Following the recent US approval and commercial launch of the the Unyvero system and a multiplex lower respiratory tract infection test, and with continued uptake of the system in non-US territories, Curetis expects to have 250 to 300 systems installed by the end of 2018. Of that total, 40 to 50 are expected to be placed in the US by year-end, but the firm said it does not expect any material impact on revenues from US placements before the end of the year.

"It is exciting to enter the US market with a first-in-class product with no direct competition in the US," Curetis CEO Oliver Schacht said in a statement. "We expect to continue executing on our commercial conversion campaign, expand our commercial distribution partner network, and launch new and updated Unyvero applications."

Curetis recently began a second clinical study of an invasive joint infection cartridge — a US-specific variation of its implant and tissue infection cartridge — and has provided a pre-submission package for the test to the US Food and Drug Administration.

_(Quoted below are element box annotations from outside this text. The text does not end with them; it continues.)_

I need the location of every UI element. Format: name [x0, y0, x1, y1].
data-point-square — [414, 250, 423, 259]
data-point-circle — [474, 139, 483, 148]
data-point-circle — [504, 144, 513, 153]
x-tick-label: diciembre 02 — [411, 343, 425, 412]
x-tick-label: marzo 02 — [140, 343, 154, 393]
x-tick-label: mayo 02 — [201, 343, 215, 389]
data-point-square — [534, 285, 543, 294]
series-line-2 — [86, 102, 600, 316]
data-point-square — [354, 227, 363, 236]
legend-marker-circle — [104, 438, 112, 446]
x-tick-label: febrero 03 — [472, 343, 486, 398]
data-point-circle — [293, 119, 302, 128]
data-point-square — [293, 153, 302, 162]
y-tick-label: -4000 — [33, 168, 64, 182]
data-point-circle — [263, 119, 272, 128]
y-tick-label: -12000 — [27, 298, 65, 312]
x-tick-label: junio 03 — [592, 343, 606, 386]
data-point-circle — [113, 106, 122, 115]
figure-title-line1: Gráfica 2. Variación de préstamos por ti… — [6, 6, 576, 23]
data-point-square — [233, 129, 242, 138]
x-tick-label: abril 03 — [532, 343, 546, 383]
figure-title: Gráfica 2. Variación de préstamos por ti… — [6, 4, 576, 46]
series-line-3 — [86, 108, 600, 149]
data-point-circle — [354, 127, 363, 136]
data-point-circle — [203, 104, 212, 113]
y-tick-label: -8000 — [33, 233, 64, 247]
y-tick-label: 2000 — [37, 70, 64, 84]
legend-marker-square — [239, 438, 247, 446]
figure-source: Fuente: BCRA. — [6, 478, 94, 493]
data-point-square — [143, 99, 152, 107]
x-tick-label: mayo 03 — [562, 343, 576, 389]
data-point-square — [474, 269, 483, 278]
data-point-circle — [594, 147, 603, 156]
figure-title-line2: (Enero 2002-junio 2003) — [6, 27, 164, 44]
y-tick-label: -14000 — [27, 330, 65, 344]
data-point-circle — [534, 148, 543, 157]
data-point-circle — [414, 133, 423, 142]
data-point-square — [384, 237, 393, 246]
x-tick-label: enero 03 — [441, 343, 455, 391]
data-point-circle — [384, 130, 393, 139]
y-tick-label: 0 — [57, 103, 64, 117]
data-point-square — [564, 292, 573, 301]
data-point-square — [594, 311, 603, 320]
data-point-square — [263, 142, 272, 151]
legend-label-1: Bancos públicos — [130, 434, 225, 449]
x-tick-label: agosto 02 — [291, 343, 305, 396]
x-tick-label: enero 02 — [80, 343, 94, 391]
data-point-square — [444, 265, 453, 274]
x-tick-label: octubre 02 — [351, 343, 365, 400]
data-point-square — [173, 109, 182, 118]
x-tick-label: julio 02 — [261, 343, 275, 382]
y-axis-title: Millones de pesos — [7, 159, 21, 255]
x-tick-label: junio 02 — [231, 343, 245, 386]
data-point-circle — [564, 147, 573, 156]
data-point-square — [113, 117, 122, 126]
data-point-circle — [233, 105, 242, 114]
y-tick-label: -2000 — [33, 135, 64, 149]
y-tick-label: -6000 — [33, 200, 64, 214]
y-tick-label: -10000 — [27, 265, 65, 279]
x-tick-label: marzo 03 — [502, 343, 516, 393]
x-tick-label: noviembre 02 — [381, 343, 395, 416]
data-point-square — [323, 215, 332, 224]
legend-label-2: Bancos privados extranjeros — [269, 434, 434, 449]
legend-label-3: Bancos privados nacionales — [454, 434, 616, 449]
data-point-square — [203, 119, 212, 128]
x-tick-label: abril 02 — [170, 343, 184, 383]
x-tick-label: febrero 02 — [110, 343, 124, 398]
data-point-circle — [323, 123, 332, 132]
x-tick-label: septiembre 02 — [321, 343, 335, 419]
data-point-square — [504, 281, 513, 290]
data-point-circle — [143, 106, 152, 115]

It also said it is on track to obtain CE-IVD marking for a new analyzer — the Unyvero A30 RQ — in 2019.

Curetis' Q1 net loss widened to €5.8 million, or €.37 per share, from €4.4 million, or €.28 per share, in the year-ago period.

R&D spending in the quarter was up 47 percent to €2.2 million from €1.5 million a year earlier, while administrative costs rose 29 percent to €1.1 million from €854,000 year over year.

At the end of March, Curetis had cash and cash equivalents totaling €11.4 million.